As McConnell describes it, a prisoner is strapped down with a wash cloth over his face and water is dripped into his nose.

"If I had water draining into my nose, oh God, I just can't imagine how painful! Whether it's torture by anybody else's definition, for me it would be torture," McConnell told the magazine.

A spokesman for McConnell said he does not dispute the quotes attributed to him in the story by Lawrence Wright, who won the Pulitzer Prize in 2007 for "The Looming Towers", a book on Al Qaeda and the Sept. 11 attacks.

McConnell said the legal test for torture should be "pretty simple."

"Is it excruciatingly painful to the point of forcing someone to say something because of the pain?" he said.

White House spokesman Tony Fratto refused comment Saturday on waterboarding.

"We don't talk about interrogation techniques. And we are not going to respond to every little thing that shows up in the press," he told The Associated Press. "We think McConnell is doing an incredible job heading up the intelligence community, reforming it and making it incredibly effective in being able to provide the president the best intelligence on threats to the nation. We think it's vitally important he and the intelligence community have all the tools they need."

Attorney General Michael Mukasey has declined to rule on whether waterboarding is torture. An affirmative finding by Muksasey could put at risk the CIA interrogators who were given permission by the White House in 2002 to waterboard three prisoners deemed resistant to conventional techniques. The CIA has not used the technique since 2003; CIA Director Michael Hayden prohibited in 2006.

The House and Senate intelligence committees want to prohibit the CIA from using any interrogation techniques not allowed by the military. That list includes waterboarding. If their bill authorizing intelligence activities for 2008 is approved by Congress, it almost certainly will face a veto from President Bush.

Last summer he issued an executive order allowing the CIA to use "enhanced interrogation techniques" that go beyond what is allowed in the 2006 Army Field Manual.

The House has approved the bill. The Senate has not yet voted on it because of objections to that restriction.

Wright disclosed in his article that the government has eavesdropped on his own telephone conversations with sources at least twice.

One was with a relative of Aymen al-Zawahiri, Al Qaeda's No. 2 leader, who wanted to know if all of Zawahiri's children were dead. Wright was told by an intelligence source that a summary of that phone call was contained in an intelligence database. Under the Foreign Surveillance Intelligence Act, if the government did not have a court order to monitor Wright, his name should have been concealed in the database.

Wright also was approached by FBI officials about calls he made to the lawyer of several men he had interviewed for his book on Al Qaeda. Wright says the FBI erroneously believed his daughter, who had just graduated from college and was in Paris, had placed the calls. That landed her in FBI files as an Al Qaeda connection.
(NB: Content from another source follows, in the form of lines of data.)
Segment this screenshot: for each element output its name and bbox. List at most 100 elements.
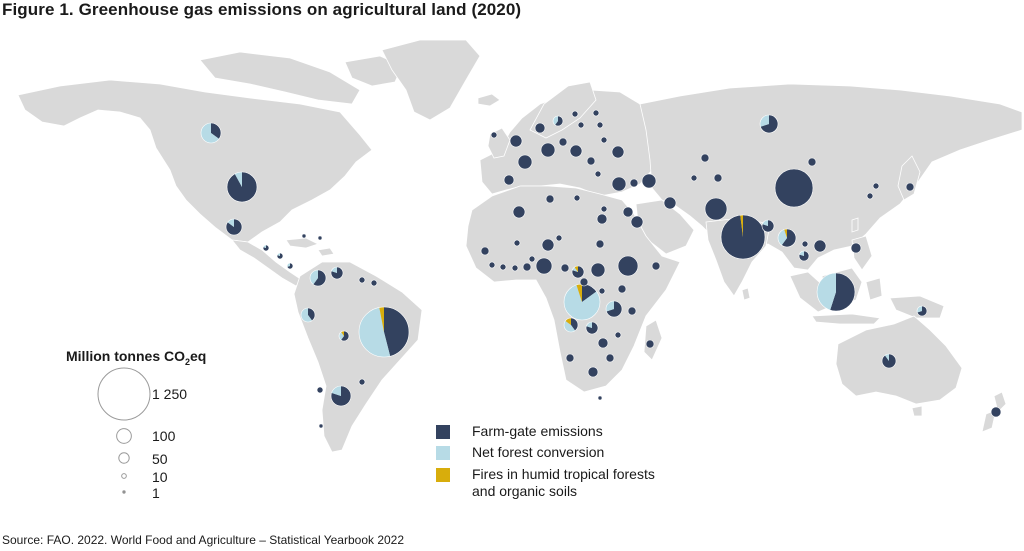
pie-outline (587, 366, 599, 378)
pie-outline (905, 182, 915, 192)
pie-slice-farm-gate (542, 239, 554, 251)
pie-outline (338, 330, 350, 342)
pie-outline (358, 306, 410, 358)
pie-slice-farm-gate (510, 135, 522, 147)
pie-slice-farm-gate (308, 308, 315, 321)
size-legend-title: Million tonnes CO2eq (66, 348, 207, 367)
pie-outline (596, 121, 604, 129)
pie-outline (990, 406, 1002, 418)
pie-outline (540, 142, 556, 158)
pie-outline (535, 257, 553, 275)
pie-slice-farm-gate (598, 338, 608, 348)
pie-outline (617, 255, 639, 277)
pie-outline (513, 239, 521, 247)
pie-outline (560, 263, 570, 273)
pie-slice-farm-gate (588, 367, 598, 377)
pie-slice-farm-gate (882, 354, 897, 368)
pie-outline (579, 277, 589, 287)
pie-outline (598, 287, 606, 295)
size-legend-circle-100 (116, 428, 132, 444)
pie-outline (816, 272, 856, 312)
pie-outline (597, 337, 609, 349)
pie-slice-farm-gate (571, 318, 579, 331)
legend-fires-label: Fires in humid tropical forests and organ… (472, 466, 655, 500)
pie-outline (358, 378, 366, 386)
pie-outline (555, 234, 563, 242)
pie-slice-net-forest (760, 115, 769, 127)
pie-slice-farm-gate (546, 195, 554, 203)
pie-slice-net-forest (884, 354, 889, 361)
pie-slice-farm-gate (705, 198, 727, 220)
pie-slice-farm-gate (318, 236, 322, 240)
pie-outline (330, 385, 352, 407)
pie-slice-farm-gate (630, 179, 638, 187)
pie-slice-farm-gate (601, 137, 607, 143)
legend-net-forest-label: Net forest conversion (472, 444, 605, 460)
pie-slice-net-forest (263, 245, 266, 248)
pie-outline (541, 238, 555, 252)
pie-outline (617, 284, 627, 294)
pie-outline (713, 173, 723, 183)
size-legend-circles (97, 367, 151, 494)
pie-outline (850, 242, 862, 254)
pie-outline (558, 137, 568, 147)
pie-outline (573, 194, 581, 202)
pie-outline (318, 423, 324, 429)
pie-outline (645, 339, 655, 349)
pie-outline (629, 178, 639, 188)
pie-slice-farm-gate (618, 256, 638, 276)
legend-net-forest: Net forest conversion (436, 444, 604, 461)
pie-slice-farm-gate (513, 206, 525, 218)
pie-outline (798, 250, 810, 262)
pie-slice-farm-gate (596, 240, 604, 248)
pie-slice-net-forest (287, 263, 290, 267)
source-note: Source: FAO. 2022. World Food and Agricu… (2, 533, 405, 547)
pie-outline (614, 331, 622, 339)
pie-outline (545, 194, 555, 204)
pie-outline (200, 122, 222, 144)
figure-title: Figure 1. Greenhouse gas emissions on ag… (2, 0, 522, 19)
pie-outline (600, 205, 608, 213)
pie-slice-farm-gate (518, 155, 532, 169)
pie-slice-net-forest (234, 172, 242, 187)
pie-outline (565, 353, 575, 363)
pie-slice-fires (576, 284, 582, 302)
pie-slice-farm-gate (781, 229, 797, 248)
pie-outline (276, 252, 284, 260)
pie-slice-fires (784, 229, 787, 238)
pie-outline (511, 264, 519, 272)
pie-outline (586, 156, 596, 166)
pie-slice-farm-gate (720, 215, 765, 260)
pie-outline (571, 265, 585, 279)
pie-outline (490, 131, 498, 139)
pie-slice-farm-gate (615, 332, 621, 338)
pie-slice-farm-gate (606, 354, 614, 362)
pie-slice-net-forest (572, 267, 578, 272)
pie-slice-farm-gate (652, 262, 660, 270)
pie-slice-farm-gate (618, 285, 626, 293)
pie-slice-fires (740, 215, 743, 237)
pie-slice-farm-gate (808, 158, 816, 166)
pie-outline (761, 219, 775, 233)
pie-slice-farm-gate (331, 267, 344, 280)
pie-slice-farm-gate (559, 138, 567, 146)
pie-slice-net-forest (799, 251, 804, 256)
pie-outline (651, 261, 661, 271)
pie-slice-farm-gate (500, 264, 506, 270)
pie-outline (594, 170, 602, 178)
pie-outline (759, 114, 779, 134)
pie-outline (663, 196, 677, 210)
pie-outline (596, 213, 608, 225)
pie-outline (571, 110, 579, 118)
pie-slice-farm-gate (591, 263, 605, 277)
size-legend-circle-1 (122, 490, 126, 494)
pie-outline (309, 269, 327, 287)
pie-outline (774, 168, 814, 208)
pie-slice-farm-gate (802, 241, 808, 247)
pie-outline (590, 262, 606, 278)
pie-outline (330, 266, 344, 280)
pie-slice-farm-gate (570, 145, 582, 157)
pie-slice-farm-gate (535, 123, 545, 133)
pie-slice-net-forest (331, 386, 341, 396)
pie-outline (807, 157, 817, 167)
McConnell told Wright he did not know how his daughter's name would have become known to the agency.

It is unclear under what authorities those intercepts were conducted.

"It may be troublesome, it may not be," McConnell said. "You don't know."
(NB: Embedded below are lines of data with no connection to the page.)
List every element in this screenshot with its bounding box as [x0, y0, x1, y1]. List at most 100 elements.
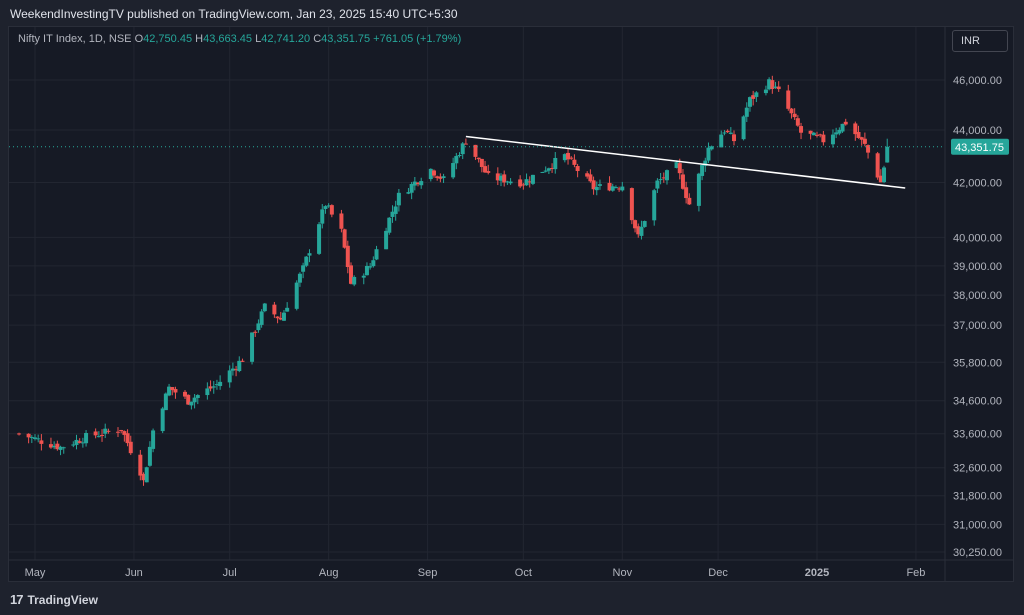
currency-button[interactable]: INR — [952, 30, 1008, 52]
candle-body — [664, 170, 669, 181]
candle-body — [591, 180, 596, 190]
candle-body — [119, 429, 124, 431]
candle-body — [703, 160, 708, 166]
chart-panel[interactable]: 46,000.00 44,000.00 42,000.00 40,000.00 39,0… — [8, 26, 1014, 582]
candle-body — [629, 188, 634, 221]
candle-body — [655, 180, 660, 189]
candle-body — [709, 146, 714, 150]
candle-body — [208, 386, 213, 389]
candle-body — [674, 162, 679, 168]
candle-body — [543, 170, 548, 172]
candle-body — [725, 130, 730, 133]
tradingview-logo[interactable]: 17 TradingView — [10, 592, 98, 607]
candle-body — [128, 441, 133, 454]
candle-body — [620, 186, 625, 191]
candle-body — [262, 303, 267, 312]
open-label: O — [134, 33, 144, 45]
candle-body — [281, 312, 286, 321]
candle-body — [633, 220, 638, 229]
candle-body — [173, 389, 178, 393]
candle-body — [495, 173, 500, 181]
candle-body — [125, 433, 130, 444]
candle-body — [530, 174, 535, 184]
candle-body — [767, 79, 772, 90]
price-chart[interactable]: 46,000.00 44,000.00 42,000.00 40,000.00 39,0… — [9, 27, 1013, 581]
x-tick-label: Jul — [223, 567, 237, 579]
candle-body — [607, 182, 612, 191]
y-tick-label: 46,000.00 — [953, 75, 1002, 87]
x-tick-label: Oct — [515, 567, 532, 579]
x-tick-label: May — [25, 567, 46, 579]
candle-body — [48, 444, 53, 448]
candle-body — [170, 387, 175, 391]
candle-body — [52, 445, 57, 448]
close-label: C — [313, 33, 322, 45]
x-tick-label: Sep — [418, 567, 438, 579]
candle-body — [642, 221, 647, 227]
tradingview-logo-icon: 17 — [10, 592, 24, 607]
candle-body — [285, 307, 290, 312]
candle-body — [147, 446, 152, 466]
candle-body — [364, 265, 369, 276]
candle-body — [818, 134, 823, 136]
candle-body — [840, 123, 845, 132]
candle-body — [438, 176, 443, 179]
candle-body — [406, 192, 411, 194]
candle-body — [361, 275, 366, 278]
trendline — [465, 135, 906, 189]
candle-body — [74, 439, 79, 445]
candle-body — [39, 440, 44, 444]
candle-body — [393, 206, 398, 214]
candle-body — [885, 146, 890, 163]
candle-body — [189, 401, 194, 406]
candle-body — [96, 436, 101, 438]
candle-body — [834, 132, 839, 135]
y-tick-label: 31,800.00 — [953, 491, 1002, 503]
candle-body — [763, 89, 768, 94]
tradingview-logo-text: TradingView — [27, 592, 98, 607]
candle-body — [329, 205, 334, 215]
candle-body — [799, 126, 804, 133]
candle-body — [540, 171, 545, 173]
candle-body — [272, 304, 277, 315]
y-tick-label: 30,250.00 — [953, 547, 1002, 559]
candle-body — [29, 437, 34, 439]
candle-body — [770, 80, 775, 89]
candle-body — [815, 134, 819, 136]
candle-body — [428, 168, 433, 180]
candle-body — [211, 386, 216, 388]
candle-body — [585, 173, 590, 177]
candle-body — [230, 368, 235, 371]
candle-body — [144, 467, 149, 483]
candle-body — [416, 182, 421, 185]
candle-body — [486, 171, 491, 173]
candle-body — [348, 265, 353, 284]
y-tick-label: 32,600.00 — [953, 463, 1002, 475]
candle-body — [256, 323, 261, 331]
close-value: 43,351.75 — [321, 33, 371, 45]
last-price-label: 43,351.75 — [955, 142, 1004, 154]
candle-body — [33, 437, 37, 439]
y-tick-label: 40,000.00 — [953, 232, 1002, 244]
candle-body — [821, 134, 826, 143]
candle-body — [227, 370, 232, 383]
candle-body — [575, 166, 580, 172]
candle-body — [195, 395, 200, 398]
y-tick-label: 44,000.00 — [953, 125, 1002, 137]
candle-body — [345, 245, 350, 268]
candle-body — [566, 152, 571, 160]
candle-body — [639, 226, 644, 236]
candle-body — [460, 143, 465, 155]
open-value: 42,750.45 — [143, 33, 193, 45]
candle-body — [160, 408, 165, 432]
candle-body — [451, 163, 456, 178]
candle-body — [830, 134, 835, 145]
candle-body — [613, 186, 618, 188]
candle-body — [419, 181, 424, 186]
candle-body — [259, 311, 264, 325]
candle-body — [837, 129, 842, 134]
candle-body — [167, 386, 172, 396]
candle-body — [476, 157, 481, 160]
candle-body — [301, 265, 306, 272]
candle-body — [527, 181, 532, 183]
Wright told the AP the conversation with McConnell disturbed him because he realized his calls — and therefore his sources — could be exposed to government eavesdropping.
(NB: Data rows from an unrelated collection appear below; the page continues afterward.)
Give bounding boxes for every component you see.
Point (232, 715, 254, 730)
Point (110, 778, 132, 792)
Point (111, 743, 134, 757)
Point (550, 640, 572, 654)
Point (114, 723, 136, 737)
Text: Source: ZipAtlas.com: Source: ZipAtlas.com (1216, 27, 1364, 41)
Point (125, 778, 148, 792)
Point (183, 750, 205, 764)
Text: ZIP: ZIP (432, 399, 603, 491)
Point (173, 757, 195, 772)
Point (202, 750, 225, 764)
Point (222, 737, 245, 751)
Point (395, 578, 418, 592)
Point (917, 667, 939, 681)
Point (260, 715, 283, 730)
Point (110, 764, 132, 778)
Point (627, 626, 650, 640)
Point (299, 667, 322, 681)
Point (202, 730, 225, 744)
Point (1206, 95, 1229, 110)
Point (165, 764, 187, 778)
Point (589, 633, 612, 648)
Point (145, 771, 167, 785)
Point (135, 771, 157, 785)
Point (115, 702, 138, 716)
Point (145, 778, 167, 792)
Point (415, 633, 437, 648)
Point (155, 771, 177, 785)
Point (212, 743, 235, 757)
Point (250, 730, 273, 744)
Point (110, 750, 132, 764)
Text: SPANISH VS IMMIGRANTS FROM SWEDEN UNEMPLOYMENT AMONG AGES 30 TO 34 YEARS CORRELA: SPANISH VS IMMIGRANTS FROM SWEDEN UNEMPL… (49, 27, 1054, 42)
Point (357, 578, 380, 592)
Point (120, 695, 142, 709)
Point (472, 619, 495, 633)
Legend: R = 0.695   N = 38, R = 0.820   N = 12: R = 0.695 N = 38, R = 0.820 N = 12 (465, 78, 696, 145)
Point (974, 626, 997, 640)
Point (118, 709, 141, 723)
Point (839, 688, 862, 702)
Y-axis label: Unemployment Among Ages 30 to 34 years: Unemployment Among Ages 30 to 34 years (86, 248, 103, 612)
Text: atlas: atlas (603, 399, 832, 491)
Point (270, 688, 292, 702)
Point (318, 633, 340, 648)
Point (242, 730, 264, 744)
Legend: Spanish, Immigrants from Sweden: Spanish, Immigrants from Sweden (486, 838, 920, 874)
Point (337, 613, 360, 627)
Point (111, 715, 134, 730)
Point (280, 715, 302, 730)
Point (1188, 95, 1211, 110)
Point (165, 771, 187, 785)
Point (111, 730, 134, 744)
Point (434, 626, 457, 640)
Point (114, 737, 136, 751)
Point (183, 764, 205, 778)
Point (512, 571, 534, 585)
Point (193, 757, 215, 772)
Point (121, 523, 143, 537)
The Senate returns to work this month on a domestic surveillance law to replace the one Congress hastily passed in August. That law, which expanded the government's authority to listen in on American communications without court permission, expires Feb. 1. There are deep political divisions over whether telecommunications companies that helped the government eavesdrop on U.S. citizens' calls should be protected from lawsuits.

In discussing Usama bin Laden, McConnell said if the U.S. got a read on the Al Qaeda's leader's precise location, it would not hesitate to cross the Pakistan border to capture or kill him. "You cannot indiscriminately attack a sovereign nation," McConnell said, but said "we'll bring it to closure." He says bin Laden is in the lawless region between Pakistan and Afghanistan.